L’affaire a été signalée aux enquêteurs par le Médecin-chef de région, après un cas jugé suspect impliquant une femme admise au poste de santé de Sikilo Ouest. Les investigations ont permis d’identifier la mise en cause, une ménagère domiciliée au quartier Zone Lycée.
Selon les déclarations de la sage-femme, la patiente s’était présentée le 20 juin en raison de fortes douleurs abdominales avant de lui confier qu’elle avait accouché à domicile et que sa famille avait procédé à l’inhumation du nouveau-né. Le lendemain, le mari de cette dernière a contacté la sage-femme en soutenant que son épouse lui avait indiqué avoir accouché au poste de santé et que le personnel médical s’était chargé de l’inhumation.
Face à ces versions contradictoires, les services de police ont été saisis.
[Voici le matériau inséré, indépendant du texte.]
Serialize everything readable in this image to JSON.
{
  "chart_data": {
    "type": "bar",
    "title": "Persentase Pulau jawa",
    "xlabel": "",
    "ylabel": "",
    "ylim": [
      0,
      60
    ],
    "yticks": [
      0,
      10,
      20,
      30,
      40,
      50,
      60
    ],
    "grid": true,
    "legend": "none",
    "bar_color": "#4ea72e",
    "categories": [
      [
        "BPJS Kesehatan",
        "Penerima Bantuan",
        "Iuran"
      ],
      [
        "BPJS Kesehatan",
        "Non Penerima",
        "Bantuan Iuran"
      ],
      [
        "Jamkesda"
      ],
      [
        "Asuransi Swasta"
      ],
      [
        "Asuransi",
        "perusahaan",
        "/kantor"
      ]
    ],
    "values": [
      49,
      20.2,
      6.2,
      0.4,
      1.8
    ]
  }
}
La sage-femme a également précisé que la grossesse était arrivée à un terme quasi complet, estimé à 37 semaines d’aménorrhée.
Au cours de son audition, la femme a livré une nouvelle version des faits, affirmant avoir accouché le 19 juin, en cours de route vers une structure sanitaire, d’un fœtus mort-né qu’elle a présenté comme étant âgé de six mois. Elle a déclaré avoir abandonné le corps dans un endroit isolé, recouvert de feuilles, après que son époux aurait refusé de la conduire à l’hôpital.
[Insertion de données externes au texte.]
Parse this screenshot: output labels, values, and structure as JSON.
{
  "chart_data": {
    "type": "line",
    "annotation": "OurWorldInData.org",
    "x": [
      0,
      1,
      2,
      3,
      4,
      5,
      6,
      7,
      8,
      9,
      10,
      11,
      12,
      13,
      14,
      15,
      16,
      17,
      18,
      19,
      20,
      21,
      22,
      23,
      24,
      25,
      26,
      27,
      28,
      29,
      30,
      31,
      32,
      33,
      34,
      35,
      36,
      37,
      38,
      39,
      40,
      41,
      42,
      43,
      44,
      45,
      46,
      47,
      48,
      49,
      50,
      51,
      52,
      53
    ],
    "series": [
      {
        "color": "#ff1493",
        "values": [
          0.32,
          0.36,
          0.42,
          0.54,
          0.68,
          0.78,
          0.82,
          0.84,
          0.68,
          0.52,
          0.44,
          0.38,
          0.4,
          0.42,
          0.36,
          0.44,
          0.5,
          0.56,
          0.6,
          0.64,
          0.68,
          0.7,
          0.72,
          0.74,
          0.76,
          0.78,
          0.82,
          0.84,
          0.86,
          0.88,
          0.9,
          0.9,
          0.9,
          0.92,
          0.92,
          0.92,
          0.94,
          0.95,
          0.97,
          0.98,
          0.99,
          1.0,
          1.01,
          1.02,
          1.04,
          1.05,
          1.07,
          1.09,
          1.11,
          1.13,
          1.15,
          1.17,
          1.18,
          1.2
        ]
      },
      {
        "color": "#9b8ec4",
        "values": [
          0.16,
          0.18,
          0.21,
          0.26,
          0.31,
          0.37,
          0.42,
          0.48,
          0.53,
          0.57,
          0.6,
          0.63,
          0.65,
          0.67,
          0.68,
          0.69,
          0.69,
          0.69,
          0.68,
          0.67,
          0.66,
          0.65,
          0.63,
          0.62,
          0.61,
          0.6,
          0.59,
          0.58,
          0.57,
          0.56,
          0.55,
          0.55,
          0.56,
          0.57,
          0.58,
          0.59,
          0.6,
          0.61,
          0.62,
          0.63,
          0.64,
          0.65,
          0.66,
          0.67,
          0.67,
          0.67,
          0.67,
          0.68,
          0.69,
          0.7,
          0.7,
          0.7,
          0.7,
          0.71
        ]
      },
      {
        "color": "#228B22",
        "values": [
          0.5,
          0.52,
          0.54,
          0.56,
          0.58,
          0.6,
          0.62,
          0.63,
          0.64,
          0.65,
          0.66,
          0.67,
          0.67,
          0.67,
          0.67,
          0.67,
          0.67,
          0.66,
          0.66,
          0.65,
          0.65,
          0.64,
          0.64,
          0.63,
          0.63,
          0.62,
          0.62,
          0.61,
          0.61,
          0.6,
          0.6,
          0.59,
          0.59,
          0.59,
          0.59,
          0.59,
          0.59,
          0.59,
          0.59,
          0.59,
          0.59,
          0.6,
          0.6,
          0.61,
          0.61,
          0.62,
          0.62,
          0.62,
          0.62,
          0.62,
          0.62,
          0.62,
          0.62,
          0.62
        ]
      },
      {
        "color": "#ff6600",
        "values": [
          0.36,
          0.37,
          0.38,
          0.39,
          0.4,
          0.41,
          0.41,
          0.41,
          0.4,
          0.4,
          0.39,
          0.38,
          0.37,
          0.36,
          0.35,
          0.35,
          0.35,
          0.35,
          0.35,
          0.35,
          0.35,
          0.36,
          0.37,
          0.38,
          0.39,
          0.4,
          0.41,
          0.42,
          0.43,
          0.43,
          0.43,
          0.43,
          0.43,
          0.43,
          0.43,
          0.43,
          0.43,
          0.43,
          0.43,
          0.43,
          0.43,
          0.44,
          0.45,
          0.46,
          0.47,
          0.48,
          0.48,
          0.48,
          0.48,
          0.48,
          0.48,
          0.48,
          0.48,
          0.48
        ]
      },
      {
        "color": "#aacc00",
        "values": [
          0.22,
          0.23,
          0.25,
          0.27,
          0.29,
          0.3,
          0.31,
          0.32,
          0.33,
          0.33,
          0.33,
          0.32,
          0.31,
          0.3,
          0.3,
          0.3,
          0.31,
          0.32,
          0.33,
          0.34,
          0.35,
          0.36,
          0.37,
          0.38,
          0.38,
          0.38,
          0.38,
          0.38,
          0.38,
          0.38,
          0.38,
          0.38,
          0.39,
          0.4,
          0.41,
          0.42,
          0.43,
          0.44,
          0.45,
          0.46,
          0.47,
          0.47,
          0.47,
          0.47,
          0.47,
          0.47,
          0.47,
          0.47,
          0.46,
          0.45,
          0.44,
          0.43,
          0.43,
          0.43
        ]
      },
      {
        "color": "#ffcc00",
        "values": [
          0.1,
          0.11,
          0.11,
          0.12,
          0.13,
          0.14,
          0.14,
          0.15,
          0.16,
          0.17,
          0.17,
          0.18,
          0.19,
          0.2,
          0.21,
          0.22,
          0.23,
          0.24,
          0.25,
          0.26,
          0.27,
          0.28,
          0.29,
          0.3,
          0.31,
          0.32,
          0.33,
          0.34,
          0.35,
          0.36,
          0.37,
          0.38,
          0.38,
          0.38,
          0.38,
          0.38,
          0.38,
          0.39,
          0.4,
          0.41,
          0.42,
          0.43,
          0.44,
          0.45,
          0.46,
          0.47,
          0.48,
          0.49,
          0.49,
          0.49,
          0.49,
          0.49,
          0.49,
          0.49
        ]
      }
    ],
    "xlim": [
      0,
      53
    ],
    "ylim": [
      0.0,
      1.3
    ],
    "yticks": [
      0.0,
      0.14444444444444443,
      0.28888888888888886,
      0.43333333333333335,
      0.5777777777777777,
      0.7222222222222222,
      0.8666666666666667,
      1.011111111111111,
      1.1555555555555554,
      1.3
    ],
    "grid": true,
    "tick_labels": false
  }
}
Entendu à son tour, le mari, marchand ambulant, a catégoriquement rejeté ces accusations, niant avoir refusé de porter assistance à son épouse.
Les opérations de ratissage effectuées par les enquêteurs sur les lieux indiqués n’ont permis de retrouver aucun corps. L’enquête de voisinage n’a, par ailleurs, apporté aucun élément déterminant.
Au regard des nombreuses incohérences relevées dans les déclarations et de la gravité des faits, les deux époux ont été placés en garde à vue pour les besoins de l’enquête, qui se poursuit afin d’établir les circonstances exactes de cette affaire.